Returning to France

Monday, May 16, 2016

Over ten years ago, I dropped everything and moved to France.  Back then, I spoke French like “une vache espagnole.” Describing my poor language skills simply using this common French expression not only insults Spanish cows, and cows everywhere, I would be leaving out vital information about just how in over my head I was.

Photo taken my first night in Paris, August 2003.

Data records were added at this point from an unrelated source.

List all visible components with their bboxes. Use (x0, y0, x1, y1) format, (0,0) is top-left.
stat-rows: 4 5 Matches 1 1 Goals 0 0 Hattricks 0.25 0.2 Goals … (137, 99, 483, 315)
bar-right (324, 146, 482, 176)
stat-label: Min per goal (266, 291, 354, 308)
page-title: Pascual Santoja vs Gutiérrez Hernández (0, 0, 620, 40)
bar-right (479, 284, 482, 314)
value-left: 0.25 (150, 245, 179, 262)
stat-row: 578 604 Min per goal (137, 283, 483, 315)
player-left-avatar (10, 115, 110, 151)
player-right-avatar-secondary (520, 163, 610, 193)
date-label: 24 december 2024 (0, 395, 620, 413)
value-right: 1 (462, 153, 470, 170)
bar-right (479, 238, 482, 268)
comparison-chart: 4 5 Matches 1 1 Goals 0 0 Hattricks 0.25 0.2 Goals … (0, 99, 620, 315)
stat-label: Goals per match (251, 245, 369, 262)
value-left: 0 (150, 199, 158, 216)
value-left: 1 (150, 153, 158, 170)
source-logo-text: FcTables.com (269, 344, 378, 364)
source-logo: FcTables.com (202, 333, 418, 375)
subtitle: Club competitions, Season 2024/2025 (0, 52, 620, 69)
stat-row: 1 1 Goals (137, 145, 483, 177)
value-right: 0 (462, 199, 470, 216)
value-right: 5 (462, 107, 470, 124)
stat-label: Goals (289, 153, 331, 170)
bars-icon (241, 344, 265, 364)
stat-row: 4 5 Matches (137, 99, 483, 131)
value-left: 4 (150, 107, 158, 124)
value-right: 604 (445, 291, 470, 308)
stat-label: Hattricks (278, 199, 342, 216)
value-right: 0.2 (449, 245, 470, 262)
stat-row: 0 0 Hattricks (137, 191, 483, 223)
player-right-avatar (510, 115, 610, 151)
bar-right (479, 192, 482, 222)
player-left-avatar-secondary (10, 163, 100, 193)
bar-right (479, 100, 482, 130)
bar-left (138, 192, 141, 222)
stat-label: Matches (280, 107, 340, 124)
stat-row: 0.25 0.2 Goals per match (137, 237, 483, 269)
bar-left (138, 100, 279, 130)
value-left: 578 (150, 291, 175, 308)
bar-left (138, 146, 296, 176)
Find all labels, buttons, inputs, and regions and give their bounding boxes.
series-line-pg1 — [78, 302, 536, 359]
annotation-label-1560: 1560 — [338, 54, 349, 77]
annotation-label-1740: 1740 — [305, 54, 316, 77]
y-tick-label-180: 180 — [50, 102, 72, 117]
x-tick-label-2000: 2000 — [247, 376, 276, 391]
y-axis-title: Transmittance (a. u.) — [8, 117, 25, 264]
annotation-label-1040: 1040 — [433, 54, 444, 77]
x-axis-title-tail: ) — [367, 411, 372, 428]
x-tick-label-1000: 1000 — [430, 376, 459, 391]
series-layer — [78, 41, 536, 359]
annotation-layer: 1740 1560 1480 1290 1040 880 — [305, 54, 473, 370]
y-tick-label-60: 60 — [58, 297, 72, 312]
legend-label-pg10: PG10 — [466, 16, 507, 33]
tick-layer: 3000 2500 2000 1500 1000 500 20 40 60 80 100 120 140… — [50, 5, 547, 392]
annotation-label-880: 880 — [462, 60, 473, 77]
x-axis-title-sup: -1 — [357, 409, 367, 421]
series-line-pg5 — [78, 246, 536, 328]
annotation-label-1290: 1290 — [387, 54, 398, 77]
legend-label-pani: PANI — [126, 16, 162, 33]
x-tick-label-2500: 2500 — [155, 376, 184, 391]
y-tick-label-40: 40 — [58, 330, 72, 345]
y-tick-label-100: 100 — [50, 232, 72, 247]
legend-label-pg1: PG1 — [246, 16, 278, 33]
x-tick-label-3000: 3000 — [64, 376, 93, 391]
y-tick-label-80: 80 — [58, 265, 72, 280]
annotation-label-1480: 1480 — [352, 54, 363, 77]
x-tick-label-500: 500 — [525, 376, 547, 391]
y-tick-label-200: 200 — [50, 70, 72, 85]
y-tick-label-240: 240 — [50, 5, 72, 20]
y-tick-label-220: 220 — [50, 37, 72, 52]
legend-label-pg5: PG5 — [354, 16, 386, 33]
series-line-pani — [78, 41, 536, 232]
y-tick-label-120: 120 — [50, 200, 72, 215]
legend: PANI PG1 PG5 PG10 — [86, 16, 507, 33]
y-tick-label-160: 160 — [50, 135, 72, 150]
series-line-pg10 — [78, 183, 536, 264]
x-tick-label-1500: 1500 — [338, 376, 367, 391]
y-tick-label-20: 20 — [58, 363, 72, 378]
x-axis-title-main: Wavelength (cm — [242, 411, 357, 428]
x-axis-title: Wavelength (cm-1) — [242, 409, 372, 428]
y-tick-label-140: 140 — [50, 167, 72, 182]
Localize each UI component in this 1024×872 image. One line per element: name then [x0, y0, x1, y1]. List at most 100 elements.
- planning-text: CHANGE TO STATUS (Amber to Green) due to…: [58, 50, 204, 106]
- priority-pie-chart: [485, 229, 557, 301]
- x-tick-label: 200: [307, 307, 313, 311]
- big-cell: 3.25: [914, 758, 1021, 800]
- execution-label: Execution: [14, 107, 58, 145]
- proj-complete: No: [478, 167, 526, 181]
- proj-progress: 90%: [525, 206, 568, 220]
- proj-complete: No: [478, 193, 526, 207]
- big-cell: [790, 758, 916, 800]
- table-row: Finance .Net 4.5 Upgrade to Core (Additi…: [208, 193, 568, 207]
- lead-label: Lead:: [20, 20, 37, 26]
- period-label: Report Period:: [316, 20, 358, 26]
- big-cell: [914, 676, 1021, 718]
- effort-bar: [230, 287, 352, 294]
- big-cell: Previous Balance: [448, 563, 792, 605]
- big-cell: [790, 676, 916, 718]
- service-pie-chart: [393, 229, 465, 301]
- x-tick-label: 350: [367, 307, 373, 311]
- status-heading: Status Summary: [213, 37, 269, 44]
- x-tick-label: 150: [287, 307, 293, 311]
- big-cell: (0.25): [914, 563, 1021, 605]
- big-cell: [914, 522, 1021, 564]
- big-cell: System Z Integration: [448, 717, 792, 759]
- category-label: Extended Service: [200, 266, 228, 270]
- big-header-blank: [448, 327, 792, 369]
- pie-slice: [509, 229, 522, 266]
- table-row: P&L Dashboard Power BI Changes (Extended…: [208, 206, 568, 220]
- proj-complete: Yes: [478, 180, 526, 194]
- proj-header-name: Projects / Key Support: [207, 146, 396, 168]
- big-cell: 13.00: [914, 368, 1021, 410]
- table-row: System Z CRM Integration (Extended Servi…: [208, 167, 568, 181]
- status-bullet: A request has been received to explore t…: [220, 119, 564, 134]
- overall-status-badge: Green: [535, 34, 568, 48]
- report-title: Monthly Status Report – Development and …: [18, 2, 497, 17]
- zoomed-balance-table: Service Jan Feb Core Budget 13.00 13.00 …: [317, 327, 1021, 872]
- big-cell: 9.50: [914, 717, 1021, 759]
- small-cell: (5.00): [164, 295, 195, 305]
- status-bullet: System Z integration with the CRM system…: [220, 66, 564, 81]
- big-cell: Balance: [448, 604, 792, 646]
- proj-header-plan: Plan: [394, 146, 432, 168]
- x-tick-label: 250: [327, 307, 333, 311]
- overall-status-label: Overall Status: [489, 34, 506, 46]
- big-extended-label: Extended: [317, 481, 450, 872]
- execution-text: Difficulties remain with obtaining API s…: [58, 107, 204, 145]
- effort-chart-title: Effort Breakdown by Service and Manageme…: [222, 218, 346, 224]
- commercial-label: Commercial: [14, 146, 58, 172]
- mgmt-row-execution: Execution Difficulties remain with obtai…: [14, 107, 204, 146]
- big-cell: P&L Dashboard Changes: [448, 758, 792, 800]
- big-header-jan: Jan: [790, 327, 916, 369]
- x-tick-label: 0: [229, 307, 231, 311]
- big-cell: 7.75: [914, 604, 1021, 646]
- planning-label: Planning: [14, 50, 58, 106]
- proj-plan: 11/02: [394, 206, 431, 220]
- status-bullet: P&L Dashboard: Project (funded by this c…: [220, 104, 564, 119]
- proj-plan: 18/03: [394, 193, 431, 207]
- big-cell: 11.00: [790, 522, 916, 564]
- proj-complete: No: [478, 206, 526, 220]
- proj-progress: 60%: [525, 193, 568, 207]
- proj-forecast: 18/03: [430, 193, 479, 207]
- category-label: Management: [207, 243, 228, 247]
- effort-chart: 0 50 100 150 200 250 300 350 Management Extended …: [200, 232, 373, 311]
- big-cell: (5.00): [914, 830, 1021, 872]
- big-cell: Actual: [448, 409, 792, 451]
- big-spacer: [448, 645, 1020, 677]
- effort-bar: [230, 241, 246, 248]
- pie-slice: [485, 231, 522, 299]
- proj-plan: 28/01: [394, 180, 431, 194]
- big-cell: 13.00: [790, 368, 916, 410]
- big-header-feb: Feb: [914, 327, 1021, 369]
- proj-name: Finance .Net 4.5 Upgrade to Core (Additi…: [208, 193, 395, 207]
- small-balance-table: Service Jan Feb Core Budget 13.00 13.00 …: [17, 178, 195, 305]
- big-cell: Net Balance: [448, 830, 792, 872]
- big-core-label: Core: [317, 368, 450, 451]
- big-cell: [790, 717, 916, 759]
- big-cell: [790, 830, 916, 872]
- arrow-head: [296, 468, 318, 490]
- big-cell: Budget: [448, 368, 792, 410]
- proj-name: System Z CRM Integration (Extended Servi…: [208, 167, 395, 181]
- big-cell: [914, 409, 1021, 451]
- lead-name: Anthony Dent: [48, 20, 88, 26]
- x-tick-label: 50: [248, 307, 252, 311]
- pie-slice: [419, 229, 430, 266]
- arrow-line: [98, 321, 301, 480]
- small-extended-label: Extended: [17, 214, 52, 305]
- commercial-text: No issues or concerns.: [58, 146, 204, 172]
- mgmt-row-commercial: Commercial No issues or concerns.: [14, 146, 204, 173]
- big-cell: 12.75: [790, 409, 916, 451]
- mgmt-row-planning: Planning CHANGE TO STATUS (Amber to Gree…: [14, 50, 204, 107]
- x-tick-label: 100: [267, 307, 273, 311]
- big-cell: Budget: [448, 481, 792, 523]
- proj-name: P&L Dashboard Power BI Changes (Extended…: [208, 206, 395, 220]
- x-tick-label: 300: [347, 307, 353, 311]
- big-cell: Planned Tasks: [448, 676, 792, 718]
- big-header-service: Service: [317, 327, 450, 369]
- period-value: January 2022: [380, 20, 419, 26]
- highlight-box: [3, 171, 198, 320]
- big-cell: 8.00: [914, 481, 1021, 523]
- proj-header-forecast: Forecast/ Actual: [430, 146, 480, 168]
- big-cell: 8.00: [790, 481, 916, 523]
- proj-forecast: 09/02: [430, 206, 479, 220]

My first night in Paris, August 2003.

For example, my first morning in Paris, I headed to the post office to send a package, and somehow I walked out with a box of envelopes.  Shaken, heart racing, I went straight back to the apartment and didn’t leave the for the rest of the day. Incomprehensibly fast French on TV kept me company until my friend Sophie was home from work to help me navigate this whole new world.  It took me weeks to build up the stamina to put myself out there, be willing appear a fool, be misunderstood, learn the skills to communicate what I felt were the simplest of ideas. For months, I would go running around the loop at the local park, and would refuse to pass people because I might have to excuse myself: “pardon.” My current career and life path leads a direct line back to these experiences riddled with fear, excitement, and incalculable growth.

Next week, I’m headed back to France. This time, as the teacher, the leader, the role model for much younger, braver versions of myself. I feel so much gratitude for this opportunity. I believe in my core that travel wakes us up to our day-to-day privileges, invites us to experience ourselves anew, and demands us to listen like we have never listened before.  Who can say how these students will have their lives changed, their imaginations might alight, their futures touched.  I do this work precisely for these moments: may this trip plants countless seeds that will bloom for decades to come.